In addition, the following one-time deposits would have been made under the Abbott Laboratories
Supplemental Pension Plan for each of the following named executive officers,
respectively: L. J. Schumacher, $565,860; W. J. Chase, $144,376; C. Alban, $2,014,030; and
J. M. Leonard, $752,564. As of December 31, 2012, Mr. Alban and Dr. Leonard were eligible to retire,
and were therefore eligible to receive the pension benefits described above. If the termination of
employment had been due to disability, then the following named executive officers also would have
received, in addition to Abbott’s standard disability benefits, a monthly long-term disability benefit in
the amount of $52,917 for L. J. Schumacher; $20,833 for W. J. Chase; $28,125 for C. Alban; and
$21,483 for J. M. Leonard.
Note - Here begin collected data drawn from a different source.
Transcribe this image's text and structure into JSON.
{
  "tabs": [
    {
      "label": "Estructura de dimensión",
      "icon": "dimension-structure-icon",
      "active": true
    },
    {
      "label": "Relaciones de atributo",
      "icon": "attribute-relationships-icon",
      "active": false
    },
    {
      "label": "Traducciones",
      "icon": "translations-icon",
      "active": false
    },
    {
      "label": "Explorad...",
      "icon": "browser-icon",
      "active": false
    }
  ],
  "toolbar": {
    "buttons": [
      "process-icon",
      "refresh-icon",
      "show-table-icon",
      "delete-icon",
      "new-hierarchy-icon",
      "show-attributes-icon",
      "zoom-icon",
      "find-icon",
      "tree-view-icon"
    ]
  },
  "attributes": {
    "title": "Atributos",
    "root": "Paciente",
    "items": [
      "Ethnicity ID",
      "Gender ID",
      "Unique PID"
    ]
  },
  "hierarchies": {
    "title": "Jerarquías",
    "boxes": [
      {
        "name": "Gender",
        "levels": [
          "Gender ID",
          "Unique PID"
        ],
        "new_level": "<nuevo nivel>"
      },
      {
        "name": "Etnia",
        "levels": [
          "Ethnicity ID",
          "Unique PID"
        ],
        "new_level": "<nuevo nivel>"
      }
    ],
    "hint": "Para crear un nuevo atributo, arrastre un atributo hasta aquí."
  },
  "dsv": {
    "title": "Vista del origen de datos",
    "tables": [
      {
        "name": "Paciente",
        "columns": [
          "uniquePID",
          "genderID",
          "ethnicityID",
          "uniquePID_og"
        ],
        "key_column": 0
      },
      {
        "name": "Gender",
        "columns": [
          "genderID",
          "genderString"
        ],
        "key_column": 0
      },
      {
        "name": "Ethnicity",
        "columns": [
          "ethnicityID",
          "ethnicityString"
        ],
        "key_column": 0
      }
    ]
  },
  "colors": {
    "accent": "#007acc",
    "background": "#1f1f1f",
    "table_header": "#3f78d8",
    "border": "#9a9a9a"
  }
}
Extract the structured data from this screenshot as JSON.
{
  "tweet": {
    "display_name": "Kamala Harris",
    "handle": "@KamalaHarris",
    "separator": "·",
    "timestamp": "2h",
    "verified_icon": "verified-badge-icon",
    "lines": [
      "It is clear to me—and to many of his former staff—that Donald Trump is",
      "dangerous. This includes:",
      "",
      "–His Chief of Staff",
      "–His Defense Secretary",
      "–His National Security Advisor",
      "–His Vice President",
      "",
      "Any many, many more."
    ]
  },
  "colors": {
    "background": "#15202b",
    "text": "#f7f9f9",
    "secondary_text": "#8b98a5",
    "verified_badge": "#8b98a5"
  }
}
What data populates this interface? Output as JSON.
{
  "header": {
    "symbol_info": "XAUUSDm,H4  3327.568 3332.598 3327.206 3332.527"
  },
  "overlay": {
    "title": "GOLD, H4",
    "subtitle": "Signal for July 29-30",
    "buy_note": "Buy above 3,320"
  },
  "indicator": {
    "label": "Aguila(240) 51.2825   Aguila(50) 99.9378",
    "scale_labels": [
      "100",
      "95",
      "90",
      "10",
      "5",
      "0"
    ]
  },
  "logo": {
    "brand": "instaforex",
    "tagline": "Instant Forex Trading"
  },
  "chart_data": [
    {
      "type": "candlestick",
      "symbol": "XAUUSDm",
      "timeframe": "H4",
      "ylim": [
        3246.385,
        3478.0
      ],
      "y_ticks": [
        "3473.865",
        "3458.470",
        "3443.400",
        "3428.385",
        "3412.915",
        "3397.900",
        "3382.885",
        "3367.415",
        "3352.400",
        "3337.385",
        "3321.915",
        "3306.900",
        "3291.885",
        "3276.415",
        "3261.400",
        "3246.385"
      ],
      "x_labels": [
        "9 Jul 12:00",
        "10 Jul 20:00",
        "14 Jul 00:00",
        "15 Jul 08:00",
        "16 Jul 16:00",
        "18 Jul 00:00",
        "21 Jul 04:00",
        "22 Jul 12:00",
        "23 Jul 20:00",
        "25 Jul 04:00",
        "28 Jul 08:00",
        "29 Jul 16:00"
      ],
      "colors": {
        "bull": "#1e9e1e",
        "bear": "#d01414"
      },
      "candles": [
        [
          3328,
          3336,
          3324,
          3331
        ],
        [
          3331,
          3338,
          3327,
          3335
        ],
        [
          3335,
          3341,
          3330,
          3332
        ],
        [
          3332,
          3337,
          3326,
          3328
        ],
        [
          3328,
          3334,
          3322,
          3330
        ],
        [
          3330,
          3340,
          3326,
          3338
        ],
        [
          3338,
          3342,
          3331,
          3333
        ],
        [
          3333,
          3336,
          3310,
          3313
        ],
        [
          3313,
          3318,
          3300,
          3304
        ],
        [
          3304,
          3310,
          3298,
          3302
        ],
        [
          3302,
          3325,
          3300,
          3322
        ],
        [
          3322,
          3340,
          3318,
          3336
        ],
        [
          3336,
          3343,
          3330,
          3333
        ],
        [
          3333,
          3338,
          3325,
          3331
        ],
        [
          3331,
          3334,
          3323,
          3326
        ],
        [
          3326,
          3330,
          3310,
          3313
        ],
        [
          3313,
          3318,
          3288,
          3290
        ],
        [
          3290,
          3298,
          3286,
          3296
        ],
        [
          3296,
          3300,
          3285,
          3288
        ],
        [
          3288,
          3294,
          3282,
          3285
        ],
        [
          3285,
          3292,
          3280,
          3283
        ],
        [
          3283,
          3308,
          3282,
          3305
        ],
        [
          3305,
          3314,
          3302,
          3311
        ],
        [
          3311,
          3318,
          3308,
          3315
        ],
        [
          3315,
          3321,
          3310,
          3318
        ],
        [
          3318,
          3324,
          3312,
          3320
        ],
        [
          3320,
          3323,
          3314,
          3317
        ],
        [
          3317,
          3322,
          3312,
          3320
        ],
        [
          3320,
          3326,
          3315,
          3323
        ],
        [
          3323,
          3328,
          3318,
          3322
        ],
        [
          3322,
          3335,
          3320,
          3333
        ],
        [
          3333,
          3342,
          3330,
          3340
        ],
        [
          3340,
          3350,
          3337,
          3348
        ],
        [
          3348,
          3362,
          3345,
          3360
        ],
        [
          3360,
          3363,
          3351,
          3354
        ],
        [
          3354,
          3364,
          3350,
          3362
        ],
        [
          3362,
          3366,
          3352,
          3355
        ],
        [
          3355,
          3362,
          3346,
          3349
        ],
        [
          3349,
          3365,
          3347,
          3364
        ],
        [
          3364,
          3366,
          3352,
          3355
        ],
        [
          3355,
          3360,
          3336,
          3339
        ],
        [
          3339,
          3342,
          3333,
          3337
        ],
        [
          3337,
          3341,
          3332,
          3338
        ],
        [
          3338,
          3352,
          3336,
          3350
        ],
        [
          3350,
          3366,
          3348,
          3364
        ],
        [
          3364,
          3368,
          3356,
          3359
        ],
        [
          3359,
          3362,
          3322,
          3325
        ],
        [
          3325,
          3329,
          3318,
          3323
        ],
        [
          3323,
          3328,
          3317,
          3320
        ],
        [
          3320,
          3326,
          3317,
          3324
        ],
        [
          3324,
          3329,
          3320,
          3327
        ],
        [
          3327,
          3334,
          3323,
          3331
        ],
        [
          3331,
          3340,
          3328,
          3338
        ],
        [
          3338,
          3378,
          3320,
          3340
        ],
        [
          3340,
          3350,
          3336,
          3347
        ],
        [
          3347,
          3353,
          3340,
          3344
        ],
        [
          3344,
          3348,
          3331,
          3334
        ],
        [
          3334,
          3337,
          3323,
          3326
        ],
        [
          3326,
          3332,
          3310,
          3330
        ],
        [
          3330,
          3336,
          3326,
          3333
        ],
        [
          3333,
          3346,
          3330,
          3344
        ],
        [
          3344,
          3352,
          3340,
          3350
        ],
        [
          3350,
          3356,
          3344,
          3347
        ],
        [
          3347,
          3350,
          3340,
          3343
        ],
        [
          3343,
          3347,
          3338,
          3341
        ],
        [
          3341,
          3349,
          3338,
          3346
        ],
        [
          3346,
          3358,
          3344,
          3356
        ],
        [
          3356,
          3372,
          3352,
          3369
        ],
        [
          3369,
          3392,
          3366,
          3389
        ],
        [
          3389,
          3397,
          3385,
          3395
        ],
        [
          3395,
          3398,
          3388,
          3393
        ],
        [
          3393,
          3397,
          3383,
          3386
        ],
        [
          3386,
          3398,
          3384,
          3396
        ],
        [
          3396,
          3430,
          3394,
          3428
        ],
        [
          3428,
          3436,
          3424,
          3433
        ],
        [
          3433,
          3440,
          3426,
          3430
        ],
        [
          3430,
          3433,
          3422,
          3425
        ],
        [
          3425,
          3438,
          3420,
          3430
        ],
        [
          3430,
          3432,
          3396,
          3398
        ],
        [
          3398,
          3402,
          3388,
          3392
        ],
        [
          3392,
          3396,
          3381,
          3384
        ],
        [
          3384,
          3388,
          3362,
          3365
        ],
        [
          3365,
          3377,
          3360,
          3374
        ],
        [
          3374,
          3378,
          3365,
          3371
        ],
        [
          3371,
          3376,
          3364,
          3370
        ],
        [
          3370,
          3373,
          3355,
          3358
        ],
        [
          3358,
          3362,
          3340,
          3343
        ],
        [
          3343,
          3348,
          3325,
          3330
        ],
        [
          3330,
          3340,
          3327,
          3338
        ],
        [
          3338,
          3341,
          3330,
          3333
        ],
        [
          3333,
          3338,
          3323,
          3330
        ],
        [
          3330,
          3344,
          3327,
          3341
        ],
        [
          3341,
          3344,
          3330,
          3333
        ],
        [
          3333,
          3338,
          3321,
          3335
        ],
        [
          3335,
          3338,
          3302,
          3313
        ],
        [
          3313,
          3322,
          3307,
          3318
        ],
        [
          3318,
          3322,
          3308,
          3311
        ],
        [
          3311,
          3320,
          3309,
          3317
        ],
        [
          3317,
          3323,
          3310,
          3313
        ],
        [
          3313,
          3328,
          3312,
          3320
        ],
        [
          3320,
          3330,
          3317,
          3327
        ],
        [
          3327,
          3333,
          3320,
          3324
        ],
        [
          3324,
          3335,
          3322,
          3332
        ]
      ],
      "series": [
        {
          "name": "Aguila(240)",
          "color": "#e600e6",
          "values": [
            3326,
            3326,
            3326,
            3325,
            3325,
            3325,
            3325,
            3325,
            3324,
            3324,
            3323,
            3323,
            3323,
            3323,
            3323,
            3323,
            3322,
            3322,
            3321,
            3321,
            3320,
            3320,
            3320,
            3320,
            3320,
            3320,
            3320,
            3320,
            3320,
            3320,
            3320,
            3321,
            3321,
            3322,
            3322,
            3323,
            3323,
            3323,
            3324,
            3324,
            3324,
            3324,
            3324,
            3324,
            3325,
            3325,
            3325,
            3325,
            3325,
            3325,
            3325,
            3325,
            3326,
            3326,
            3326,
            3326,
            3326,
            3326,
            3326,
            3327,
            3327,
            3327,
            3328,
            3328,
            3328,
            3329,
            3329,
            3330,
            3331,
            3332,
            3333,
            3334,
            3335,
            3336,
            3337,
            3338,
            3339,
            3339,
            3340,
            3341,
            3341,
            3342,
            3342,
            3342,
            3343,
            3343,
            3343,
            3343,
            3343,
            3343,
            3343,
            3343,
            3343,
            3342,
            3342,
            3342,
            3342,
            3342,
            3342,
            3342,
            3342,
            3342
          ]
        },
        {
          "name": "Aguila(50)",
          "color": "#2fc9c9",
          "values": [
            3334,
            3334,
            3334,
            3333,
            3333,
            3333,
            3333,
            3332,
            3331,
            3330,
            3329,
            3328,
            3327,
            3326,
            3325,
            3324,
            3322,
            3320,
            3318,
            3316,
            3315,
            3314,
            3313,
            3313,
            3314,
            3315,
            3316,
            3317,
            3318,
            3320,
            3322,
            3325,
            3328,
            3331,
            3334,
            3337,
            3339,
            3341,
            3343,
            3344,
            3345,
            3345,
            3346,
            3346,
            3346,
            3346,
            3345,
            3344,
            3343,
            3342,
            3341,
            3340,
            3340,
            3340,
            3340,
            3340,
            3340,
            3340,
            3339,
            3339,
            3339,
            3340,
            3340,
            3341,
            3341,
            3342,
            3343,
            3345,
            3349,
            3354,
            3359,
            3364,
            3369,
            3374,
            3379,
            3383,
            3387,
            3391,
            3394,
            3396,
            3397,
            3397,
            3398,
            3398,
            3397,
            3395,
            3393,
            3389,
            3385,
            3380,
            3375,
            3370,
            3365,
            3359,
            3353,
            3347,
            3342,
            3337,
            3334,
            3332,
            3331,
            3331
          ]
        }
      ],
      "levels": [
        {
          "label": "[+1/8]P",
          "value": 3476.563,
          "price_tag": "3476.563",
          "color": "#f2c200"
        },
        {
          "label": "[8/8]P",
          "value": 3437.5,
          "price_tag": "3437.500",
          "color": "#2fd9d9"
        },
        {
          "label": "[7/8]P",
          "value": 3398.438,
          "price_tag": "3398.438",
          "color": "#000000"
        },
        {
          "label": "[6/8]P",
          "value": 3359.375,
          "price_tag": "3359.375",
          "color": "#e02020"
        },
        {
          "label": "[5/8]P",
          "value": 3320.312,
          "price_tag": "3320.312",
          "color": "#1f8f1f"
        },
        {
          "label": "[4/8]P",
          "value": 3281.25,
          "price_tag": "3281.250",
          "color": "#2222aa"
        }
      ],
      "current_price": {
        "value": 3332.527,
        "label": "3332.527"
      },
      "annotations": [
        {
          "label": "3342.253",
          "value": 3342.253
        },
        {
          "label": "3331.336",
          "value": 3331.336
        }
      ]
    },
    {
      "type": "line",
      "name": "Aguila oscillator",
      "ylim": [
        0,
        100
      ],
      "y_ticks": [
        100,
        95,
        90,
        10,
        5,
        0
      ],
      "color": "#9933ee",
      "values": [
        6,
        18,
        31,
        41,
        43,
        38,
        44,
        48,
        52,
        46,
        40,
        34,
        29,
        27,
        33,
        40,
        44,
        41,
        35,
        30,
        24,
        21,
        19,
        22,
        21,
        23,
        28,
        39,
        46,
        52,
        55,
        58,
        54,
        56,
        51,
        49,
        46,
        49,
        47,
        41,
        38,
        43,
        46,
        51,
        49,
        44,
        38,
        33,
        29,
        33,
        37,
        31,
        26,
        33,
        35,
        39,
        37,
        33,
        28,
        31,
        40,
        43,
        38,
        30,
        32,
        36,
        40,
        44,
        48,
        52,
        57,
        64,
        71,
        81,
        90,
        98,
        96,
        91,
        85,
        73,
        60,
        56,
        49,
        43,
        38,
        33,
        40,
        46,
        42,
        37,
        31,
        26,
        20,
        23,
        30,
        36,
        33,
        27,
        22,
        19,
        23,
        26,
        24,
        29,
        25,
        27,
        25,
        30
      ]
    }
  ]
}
This long-term disability benefit would continue for up to 18 months
following termination of employment. It ends if the officer retires, recovers, dies or ceases to meet
eligibility criteria.
In addition, if the named executive officer’s employment had terminated due to death or disability,
the officer’s unvested stock options and restricted stock would have vested on December 31, 2012 with
values as set forth below in the subsection of this proxy statement captioned ‘‘—Accelerated Vesting of
Equity Awards.’’
Potential Payments Upon Change in Control
Prior to the Separation, Abbott had change in control arrangements with key members of its
management team, in the form of change in control agreements for Abbott officers and a change in
control plan for certain other management personnel. In connection with the Separation, AbbVie
assumed the change in control agreements between Abbott and the officers transferring to AbbVie.
The agreements with Mr. Gonzalez, Ms. Schumacher, Messrs. Chase and Alban, and Dr. Leonard are
described below.
Each change in control agreement continues in effect until December 31, 2014, and can be
renewed for successive two-year terms upon notice prior to the expiration date. If notice of
non-renewal is given, the agreement will expire on the later of the scheduled expiration date and the
one-year anniversary of the date of such notice. If no notice is given, the agreement will expire on the
one-year anniversary of the scheduled expiration date. Each agreement also automatically extends for
two years following any change in control (see below) that occurs while the agreement is in effect.
The agreements provide that if the officer is terminated other than for cause or permanent
disability or if the officer elects to terminate employment for good reason (see below) within two years
following a change in control, the officer is entitled to receive a lump sum payment equal to three
times the officer’s annual salary and annual incentive (‘‘bonus’’) award (assuming for this purpose that
all target performance goals have been achieved or, if higher, based on the average bonus for the last
three years), plus any unpaid bonus owing for any completed performance period and the pro rata
bonus for any current bonus period (based on the highest of the bonus assuming achievement of target
performance, the average bonus for the past three years or, in the case of the unpaid bonus for any
completed performance period, the actual bonus earned). If the officer is terminated other than for
cause or permanent disability or if the officer elects to terminate employment for good reason during a
potential change in control (see below), the officer is entitled to receive a lump sum payment of the
annual salary and bonus payments described above, except that the amount of the bonus to which the
officer is entitled will be based on the actual achievement of the applicable performance goals. If the
potential change in control becomes a ‘‘change in control event’’ (within the meaning of Internal
Revenue Code Section 409A), the officer will be entitled to receive the difference between the bonus
amounts the officer received upon termination during the potential change in control and the bonus
amounts that would have been received had such amounts instead been based on the higher of the
officer’s target bonus or the average bonus paid to the officer in the preceding three years.